I teach or have taught the following courses:
Sociology of Religion
The sociology of religion is concerned with the social nature of religion and the mutually-influencing interactions between religion and its social environment. While religion can be studied through a variety of theoretical lenses, the sociological perspective treats religion as a social institution that can be an agent of social change, control, cohesion, or division. We will be attuned to the ways in which religion intersects with other social institutions including the state, education, and family, and well as the intersection of religion with race, class, gender, and sexuality. Our primary objectives are three-fold: (1) To gain an understanding of the sociological approach to studying religion; (2) To recognize ways in which religion and society (including social institutions and identities) are interconnected; and (3) To learn about some of the major issues, problems, and findings in the sociology of religion.
As described by the American Sociological Association, “sociological studies of inequality and stratification examine the distribution of wealth and power within and across societies and the systems of stratification that develop including class, caste, race, and gender. Forms of inequality that arise among individuals and groups may include income, occupation, education, or health.” In other words, studies of social inequality ask who HAS? Who does NOT? And WHY? Research in this area compares the sources and impacts of inequality and mobility. It measures how inequality is maintained (or reduced) through time and across generations. Sociologists analyze processes of stratification within institutions including the economy, education, and religion, using empirical evidence and the methodological tools of social science. Readings in this course emphasize the ways in which inequality plays out in the United States context.
This course will examine classic and contemporary theories of the nature of society and human behavior. Social theory, typically the most philosophical and abstract requirement for sociology majors, will help you to construct a “big picture” of the discipline.

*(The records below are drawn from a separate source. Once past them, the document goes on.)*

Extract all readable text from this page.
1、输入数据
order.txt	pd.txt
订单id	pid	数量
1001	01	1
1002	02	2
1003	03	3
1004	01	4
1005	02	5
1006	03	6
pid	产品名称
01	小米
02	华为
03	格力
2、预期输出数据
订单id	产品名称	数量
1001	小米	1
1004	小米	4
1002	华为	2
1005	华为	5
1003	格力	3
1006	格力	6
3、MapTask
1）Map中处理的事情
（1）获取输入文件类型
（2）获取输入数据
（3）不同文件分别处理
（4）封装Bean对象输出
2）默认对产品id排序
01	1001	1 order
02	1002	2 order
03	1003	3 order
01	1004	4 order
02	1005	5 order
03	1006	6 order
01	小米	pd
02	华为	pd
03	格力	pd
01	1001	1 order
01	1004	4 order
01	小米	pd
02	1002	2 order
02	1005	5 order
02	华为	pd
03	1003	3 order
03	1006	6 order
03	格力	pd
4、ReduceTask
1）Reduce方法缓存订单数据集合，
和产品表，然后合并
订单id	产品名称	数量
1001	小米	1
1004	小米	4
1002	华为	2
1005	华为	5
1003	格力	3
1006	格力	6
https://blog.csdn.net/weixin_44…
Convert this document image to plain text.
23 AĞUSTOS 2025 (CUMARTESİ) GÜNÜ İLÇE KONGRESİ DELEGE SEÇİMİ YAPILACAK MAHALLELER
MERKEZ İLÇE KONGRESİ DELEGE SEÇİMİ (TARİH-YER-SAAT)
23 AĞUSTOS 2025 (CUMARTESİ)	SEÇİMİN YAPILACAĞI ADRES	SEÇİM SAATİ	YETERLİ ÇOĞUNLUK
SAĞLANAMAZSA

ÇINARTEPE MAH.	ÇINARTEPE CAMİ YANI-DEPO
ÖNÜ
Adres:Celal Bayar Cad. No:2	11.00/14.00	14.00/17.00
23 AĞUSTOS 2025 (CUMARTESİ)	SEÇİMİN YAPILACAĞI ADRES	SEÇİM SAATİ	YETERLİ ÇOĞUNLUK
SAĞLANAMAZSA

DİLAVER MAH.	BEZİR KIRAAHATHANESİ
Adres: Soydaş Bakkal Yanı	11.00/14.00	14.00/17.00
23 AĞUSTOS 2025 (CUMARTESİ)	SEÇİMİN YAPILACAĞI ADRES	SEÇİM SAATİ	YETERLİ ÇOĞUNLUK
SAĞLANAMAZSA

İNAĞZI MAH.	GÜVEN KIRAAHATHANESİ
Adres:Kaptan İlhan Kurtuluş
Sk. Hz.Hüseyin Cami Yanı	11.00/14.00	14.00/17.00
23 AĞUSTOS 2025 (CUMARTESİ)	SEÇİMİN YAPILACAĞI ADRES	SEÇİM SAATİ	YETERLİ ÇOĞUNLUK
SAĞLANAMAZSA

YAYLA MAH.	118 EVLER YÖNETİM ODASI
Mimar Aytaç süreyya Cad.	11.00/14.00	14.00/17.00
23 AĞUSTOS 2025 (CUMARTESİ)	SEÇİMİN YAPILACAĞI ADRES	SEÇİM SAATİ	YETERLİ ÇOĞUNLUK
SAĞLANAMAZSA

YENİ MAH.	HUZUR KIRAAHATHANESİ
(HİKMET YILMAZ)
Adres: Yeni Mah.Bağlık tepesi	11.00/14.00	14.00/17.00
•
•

Theory is, in essence, an attempt to better understand the world. This course should synthesize what you’ve learned in sociology thus far and provide essential background for those who may be contemplating graduate study in sociology. Focusing on critical questions of epistemology, the course will aid you in developing more clearly your own understanding of the relationship between the individual and society.
Collective Behavior and Social Movements
What are the causes and consequences of riots or crowd behavior? What is the meaning of protest? How do individuals band together to promote or resist change? This course begins to examine the varieties of collective behavior, with special attention given to social movements. Examples such as civil rights, religious, gay and lesbian, and environmental movements will shed light on the ways in which people mobilize, build collective identities, encounter authorities, and challenge the existing social order.
Perspectives on the Social Order: Immigration
Millions of people have left their countries of origin seeking religious freedom, family reunification, political asylum, and economic prosperity. Immigrants play a significant yet contested role in the culture and economy of receiving nations. Through readings, videos, interviews, debates, data analysis, and discussion, this course examines classic and contemporary social scientific perspectives on immigration. We will contemplate topics including the meaning of citizenship, the rise of transnationalism, historical responses to immigrant groups, immigration’s impact on the economy, and the immigrant experience.
Regardless of your choice of major or career path, you will inevitably live with the realities of disaster. Though we prefer to think that it could never happen to us, this same thought likely crossed the minds of those who experienced Hurricane Katrina, September 11th, the water landing of U.S. Airways Flight 1549, or the 2004 tsunami in the Indian Ocean. As individuals, communities, and nations, we are often unprepared for disaster. This course will help us to contemplate the meaning of disaster, how to study disaster, the media framing and policy implications of disaster, and our role in disaster response. You will also have the opportunity to become certified in disaster response through the American Red Cross, qualifying you to volunteer in our community.
Sociology is the scientific study of human social life, groups, and societies. By engaging the sociological imagination, we begin to see our world through a new perspective – one that is attentive to dynamics such as race, class, gender, and nation. This course will help you to develop a sociological imagination and apply sociological insights (concepts, theories, methods, current research) to understand and analyze our complex social world.
Roman Catholicism Today
This course is designed as an introduction to contemporary Roman Catholicism, with particular focus on the post-Vatican II period. We will be taking a sociological and critical (rather than theological) approach to studying Catholicism and the lived experiences of Catholics. Our course objectives include: (1) learning the basic structure and characteristics of the Catholic Church and practicing Catholics; (2) understanding the changes and debates that emerged from the Second Vatican Council; (3) engaging with some of the major issues facing the Church today and in the future; and (4) seeing ways in which race, class, gender, and nation have both shaped and been shaped by the Church and lived experiences of Catholics.
Research Methods will introduce you to the variety of ways that sociologists study social phenomena. Course objectives include (1) building and refining basic skills in the collection and analysis of social data, including both quantitative and qualitative approaches; (2) linking sociological methods with sociological theory; (3) learning how to critique social scientific research; and (4) discovering ways by which research methods can illuminate variation in race, class, gender, and cross-cultural social patterns.